SEMARANG – Dinas Perhubungan (Dishub) Kota Semarang kembali melaksanakan kegiatan rutin berupa pemantauan dan pengawasan operasional angkutan umum di berbagai titik strategis Kota Semarang, Kamis (4/6/2026). Langkah ini dilakukan untuk memastikan setiap armada angkutan kota (angkot) memenuhi standar kelayakan operasional serta kelengkapan dokumen administrasi demi menjamin keselamatan dan kenyamanan masyarakat pengguna transportasi publik.
Penegakan Aturan di Lapangan
Dalam giat pengawasan yang berlangsung hari ini, petugas Dishub menyasar beberapa rute vital untuk melakukan pemeriksaan dokumen kendaraan.
- Pemeriksaan di Jalan Durian: Petugas melakukan pengawasan terhadap angkutan C.10 dengan jurusan Johar – Banyumanik. Dalam pemeriksaan ini, ditemukan adanya armada dengan kartu KIR yang telah habis masa berlakunya, meskipun Kartu Pengawasan (KPS) masih dinyatakan hidup. Terhadap temuan tersebut, petugas di lapangan memberikan imbauan persuasif kepada pengemudi agar segera melakukan perpanjangan KIR sebagai syarat mutlak keselamatan berkendara.
- Pengawasan di Kedung Mundu dan Pasar Peterongan: Di lokasi yang berbeda, petugas melakukan pemeriksaan serupa terhadap angkutan C.2 dengan jurusan Johar – Dr. Cipto – Kedung Mundu. Hasil pemantauan menunjukkan bahwa seluruh surat-surat kendaraan dan administrasi operasional masih dalam masa berlaku yang sah.

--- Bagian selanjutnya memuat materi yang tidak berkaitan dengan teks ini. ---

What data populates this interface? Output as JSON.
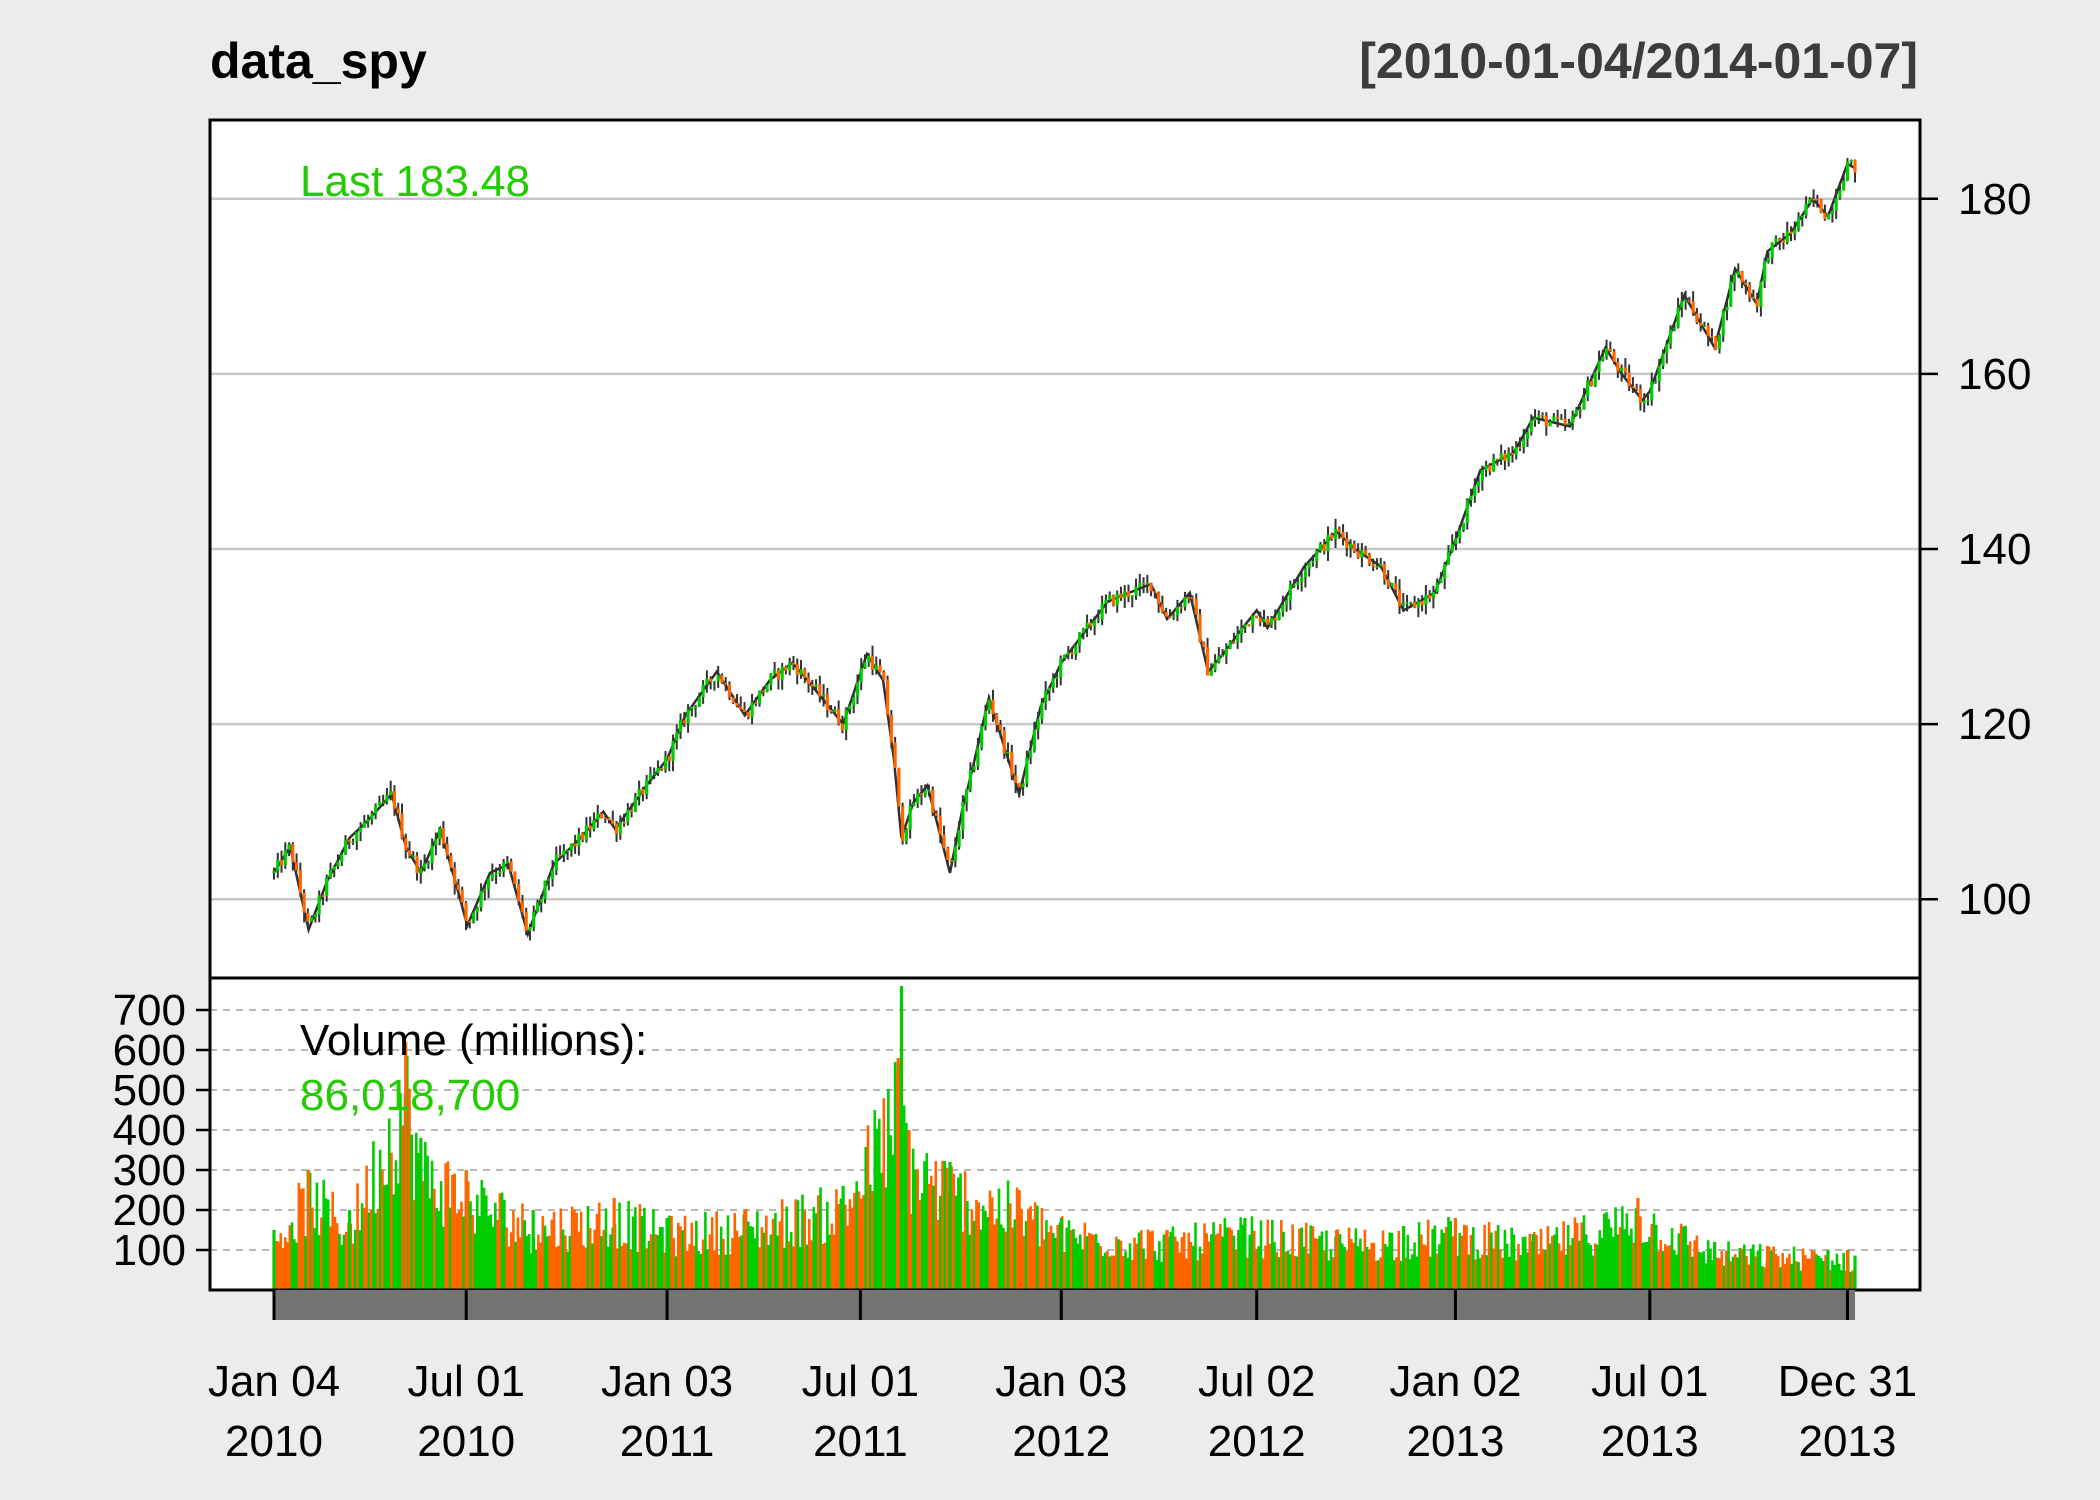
{
  "chart_data": {
    "type": "line",
    "title": "data_spy",
    "date_range_label": "[2010-01-04/2014-01-07]",
    "colors": {
      "up": "#00cc00",
      "down": "#ff6600",
      "wick": "#333333",
      "grid": "#c8c8c8",
      "background": "#ececec",
      "plot_bg": "#ffffff"
    },
    "price_panel": {
      "type": "candlestick",
      "series": [
        {
          "name": "data_spy"
        }
      ],
      "last_label": "Last 183.48",
      "ylim": [
        91,
        189
      ],
      "yticks": [
        100,
        120,
        140,
        160,
        180
      ],
      "grid": true,
      "x": [
        "2010-01-04",
        "2010-01-19",
        "2010-02-05",
        "2010-02-22",
        "2010-03-15",
        "2010-04-01",
        "2010-04-23",
        "2010-05-06",
        "2010-05-20",
        "2010-06-07",
        "2010-06-21",
        "2010-07-02",
        "2010-07-23",
        "2010-08-09",
        "2010-08-27",
        "2010-09-20",
        "2010-10-15",
        "2010-11-05",
        "2010-11-16",
        "2010-12-15",
        "2011-01-03",
        "2011-01-20",
        "2011-02-18",
        "2011-03-16",
        "2011-04-08",
        "2011-04-29",
        "2011-05-13",
        "2011-06-15",
        "2011-07-07",
        "2011-07-22",
        "2011-08-01",
        "2011-08-08",
        "2011-08-19",
        "2011-09-01",
        "2011-09-22",
        "2011-10-03",
        "2011-10-13",
        "2011-10-28",
        "2011-11-25",
        "2011-12-15",
        "2012-01-03",
        "2012-02-15",
        "2012-03-26",
        "2012-04-10",
        "2012-05-01",
        "2012-05-18",
        "2012-06-01",
        "2012-06-19",
        "2012-07-02",
        "2012-07-12",
        "2012-08-15",
        "2012-09-14",
        "2012-10-01",
        "2012-10-25",
        "2012-11-15",
        "2012-12-14",
        "2013-01-02",
        "2013-01-25",
        "2013-02-25",
        "2013-03-15",
        "2013-04-18",
        "2013-05-21",
        "2013-06-05",
        "2013-06-24",
        "2013-07-01",
        "2013-08-02",
        "2013-08-30",
        "2013-09-18",
        "2013-10-08",
        "2013-10-18",
        "2013-11-08",
        "2013-11-29",
        "2013-12-13",
        "2013-12-31",
        "2014-01-07"
      ],
      "close": [
        103,
        106,
        96.5,
        102,
        107,
        109,
        112,
        106,
        103,
        108,
        102,
        97,
        103,
        104,
        96,
        104,
        107,
        110,
        108,
        113,
        116,
        121,
        126,
        121,
        125,
        127,
        125,
        120,
        128,
        125,
        116,
        107,
        111,
        113,
        103,
        110,
        115,
        123,
        112,
        122,
        127,
        134,
        136,
        132,
        135,
        126,
        128,
        131,
        133,
        131,
        138,
        142,
        140,
        138,
        133,
        135,
        141,
        149,
        151,
        155,
        154,
        163,
        160,
        157,
        158,
        169,
        163,
        172,
        168,
        174,
        176,
        180,
        178,
        184,
        183.48
      ]
    },
    "volume_panel": {
      "type": "bar",
      "label": "Volume (millions):",
      "last_value": "86,018,700",
      "ylim": [
        0,
        780
      ],
      "yticks": [
        100,
        200,
        300,
        400,
        500,
        600,
        700
      ],
      "x": [
        "2010-01-04",
        "2010-02-05",
        "2010-03-15",
        "2010-05-06",
        "2010-05-20",
        "2010-07-01",
        "2010-09-01",
        "2010-11-15",
        "2011-01-03",
        "2011-03-16",
        "2011-06-15",
        "2011-08-05",
        "2011-08-08",
        "2011-08-15",
        "2011-09-22",
        "2011-11-25",
        "2012-01-03",
        "2012-04-10",
        "2012-06-21",
        "2012-09-14",
        "2012-11-15",
        "2013-01-02",
        "2013-03-15",
        "2013-06-20",
        "2013-08-30",
        "2013-10-18",
        "2013-12-13",
        "2013-12-31",
        "2014-01-07"
      ],
      "values": [
        150,
        300,
        200,
        620,
        380,
        300,
        200,
        230,
        180,
        200,
        260,
        580,
        760,
        400,
        320,
        250,
        180,
        150,
        180,
        150,
        160,
        180,
        140,
        230,
        120,
        110,
        100,
        100,
        86
      ]
    },
    "x_axis": {
      "ticks": [
        {
          "date": "2010-01-04",
          "line1": "Jan 04",
          "line2": "2010"
        },
        {
          "date": "2010-07-01",
          "line1": "Jul 01",
          "line2": "2010"
        },
        {
          "date": "2011-01-03",
          "line1": "Jan 03",
          "line2": "2011"
        },
        {
          "date": "2011-07-01",
          "line1": "Jul 01",
          "line2": "2011"
        },
        {
          "date": "2012-01-03",
          "line1": "Jan 03",
          "line2": "2012"
        },
        {
          "date": "2012-07-02",
          "line1": "Jul 02",
          "line2": "2012"
        },
        {
          "date": "2013-01-02",
          "line1": "Jan 02",
          "line2": "2013"
        },
        {
          "date": "2013-07-01",
          "line1": "Jul 01",
          "line2": "2013"
        },
        {
          "date": "2013-12-31",
          "line1": "Dec 31",
          "line2": "2013"
        }
      ]
    }
  }
}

Pentingnya Kepatuhan Administrasi
Pemantauan rutin ini merupakan bagian dari upaya Dishub Kota Semarang untuk meminimalisir risiko kecelakaan yang diakibatkan oleh kurangnya perawatan atau ketidaklengkapan dokumen kendaraan. Kelayakan armada, yang ditandai dengan validitas uji KIR, merupakan aspek krusial agar angkutan umum tetap dalam kondisi prima saat melayani masyarakat.
Dishub Kota Semarang terus berkomitmen untuk memberikan pendampingan dan edukasi kepada para pemilik armada serta pengemudi agar selalu tertib administrasi. Kepatuhan terhadap aturan ini bukan hanya untuk menghindari sanksi, melainkan bentuk nyata tanggung jawab operator angkutan terhadap keselamatan penumpang.
Kegiatan pengawasan serupa akan terus dilakukan secara berkala di berbagai wilayah di Kota Semarang guna menciptakan ekosistem transportasi publik yang aman, nyaman, dan berkeselamatan.